Позвали штурмана. Обладатель крабовой фуражки встал на колени и разложил на палубе лист бумаги, оказавшийся морской картой.
— Где мы? — трагическим голосом спросил у штурмана коленопреклоненный владелец морских регалий.
Аккуратный штурман присел на корточки и хорошо отточенным простым карандашом поставил на карте точку, сразу же потерявшуюся среди грязных разводов. Мужик вытащил из внутреннего кармана бушлата свой красный обгрызенный карандаш и обвел им штурманскую отметку.
— Ишь ты, куда нас занесло, — только после этого удивился рыбак. — Я, вообще-то, капитан, — наконец-то представился он и добавил: — Водой не богаты? — И, не дождавшись ответа, крикнул людям, находившимся в боте: — Давай сюда!
А по трапу уже лезли пиратской абордажной командой остальные рыбаки с молочными флягами — по воду.
— Хорошие люди китобои, — сказал обшарпанный капитан бота Михайлову, глядя, как фляги курсировали с его судна на «Стерегущий» и обратно.
— А вот нас в прошлый раз за то, что воды дали, работать заставили. Да еще как! Мы к СРТ[13] пристали. А там как раз трал поднимали, аж лебедки трещали. Трал мастер с ума сходит. Капитан радуется — вот это улов! Сразу полплана! Поднимают сеть, а рыбы совсем немного. Развязали над палубой кутец, а там здоровенный гранитный валун. Ну нас и заставили команде помогать — его за борт спихивать. Подходим мы к этому огромному камню, а он весь исписан. И красной, и черной, и желтой, и зеленой, и еще черт знает какой краской. Больше всего встречалось надписей на русском языке. Но попадались на японском, английском и даже на польском. Ну мы могли прочесть только русские. Чего там только не было: в основном пожелания Тихому океану, профессии рыбака и тем, кто этот булыжник поймает в следующий раз. В основном такого типа: «Постарались мы, а теперь постарайтесь вы!» В том месте была мелководная банка. И камбала там лежала в несколько слоев, а вместе с рыбой и этот валун. И его чуть ли не каждую неделю чей-нибудь трал ловил. Вот рыбаки и писали что-нибудь душевное своим последователям и всей командой за борт спихивали — не на берег же его везти.
Настал день, когда Костя должен был вернуться на китобазу.

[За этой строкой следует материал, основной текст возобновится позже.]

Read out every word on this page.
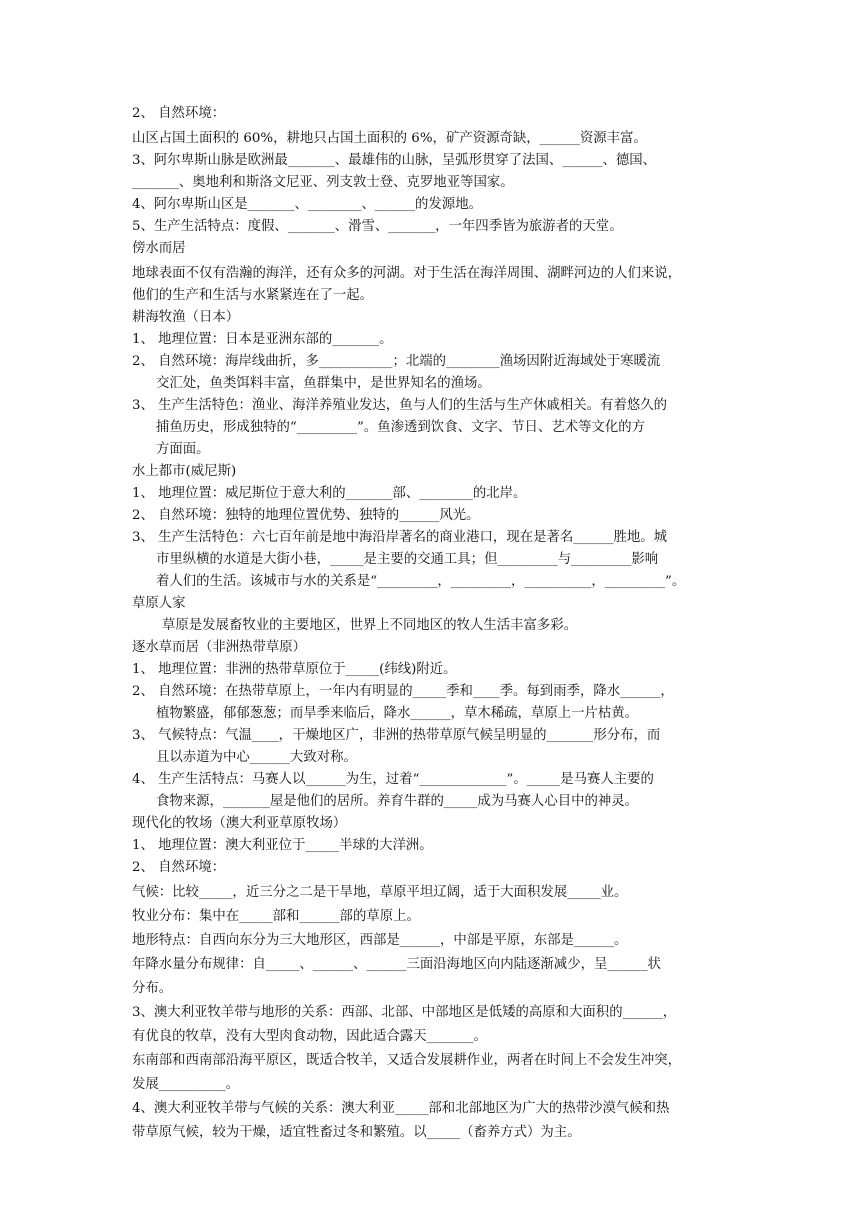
2、 自然环境：
山区占国土面积的 60%，耕地只占国土面积的 6%，矿产资源奇缺，______资源丰富。
3、阿尔卑斯山脉是欧洲最_______、最雄伟的山脉，呈弧形贯穿了法国、______、德国、
_______、奥地利和斯洛文尼亚、列支敦士登、克罗地亚等国家。
4、阿尔卑斯山区是_______、________、______的发源地。
5、生产生活特点：度假、_______、滑雪、_______，一年四季皆为旅游者的天堂。
傍水而居
地球表面不仅有浩瀚的海洋，还有众多的河湖。对于生活在海洋周围、湖畔河边的人们来说，
他们的生产和生活与水紧紧连在了一起。
耕海牧渔（日本）
1、 地理位置：日本是亚洲东部的_______。
2、 自然环境：海岸线曲折，多___________；北端的________渔场因附近海域处于寒暖流
交汇处，鱼类饵料丰富，鱼群集中，是世界知名的渔场。
3、 生产生活特色：渔业、海洋养殖业发达，鱼与人们的生活与生产休戚相关。有着悠久的
捕鱼历史，形成独特的“_________”。鱼渗透到饮食、文字、节日、艺术等文化的方
方面面。
水上都市(威尼斯)
1、 地理位置：威尼斯位于意大利的_______部、________的北岸。
2、 自然环境：独特的地理位置优势、独特的______风光。
3、 生产生活特色：六七百年前是地中海沿岸著名的商业港口，现在是著名______胜地。城
市里纵横的水道是大街小巷，_____是主要的交通工具；但_________与_________影响
着人们的生活。该城市与水的关系是“_________，_________，__________，_________”。
草原人家
草原是发展畜牧业的主要地区，世界上不同地区的牧人生活丰富多彩。
逐水草而居（非洲热带草原）
1、 地理位置：非洲的热带草原位于_____(纬线)附近。
2、 自然环境：在热带草原上，一年内有明显的_____季和____季。每到雨季，降水______，
植物繁盛，郁郁葱葱；而旱季来临后，降水______，草木稀疏，草原上一片枯黄。
3、 气候特点：气温____，干燥地区广，非洲的热带草原气候呈明显的_______形分布，而
且以赤道为中心______大致对称。
4、 生产生活特点：马赛人以______为生，过着“_____________”。_____是马赛人主要的
食物来源，_______屋是他们的居所。养育牛群的_____成为马赛人心目中的神灵。
现代化的牧场（澳大利亚草原牧场）
1、 地理位置：澳大利亚位于_____半球的大洋洲。
2、 自然环境：
气候：比较_____，近三分之二是干旱地，草原平坦辽阔，适于大面积发展_____业。
牧业分布：集中在_____部和______部的草原上。
地形特点：自西向东分为三大地形区，西部是______，中部是平原，东部是______。
年降水量分布规律：自_____、______、______三面沿海地区向内陆逐渐减少，呈______状
分布。
3、澳大利亚牧羊带与地形的关系：西部、北部、中部地区是低矮的高原和大面积的______，
有优良的牧草，没有大型肉食动物，因此适合露天_______。
东南部和西南部沿海平原区，既适合牧羊，又适合发展耕作业，两者在时间上不会发生冲突，
发展__________。
4、澳大利亚牧羊带与气候的关系：澳大利亚_____部和北部地区为广大的热带沙漠气候和热
带草原气候，较为干燥，适宜牲畜过冬和繁殖。以_____（畜养方式）为主。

Они подходили к гигантскому ржавому судну, окруженному китобойцами, буксировщиками, китами, над которыми празднично полоскались кумачовые флажки, ужасной вонью и тысячами галдящих чаек и глупышей.
«Стерегущий» подошел вплотную к «Командору», и Михайлов, подняв голову, обнаружил среди стоящих на палубе людей профессора, повариху и боцмана.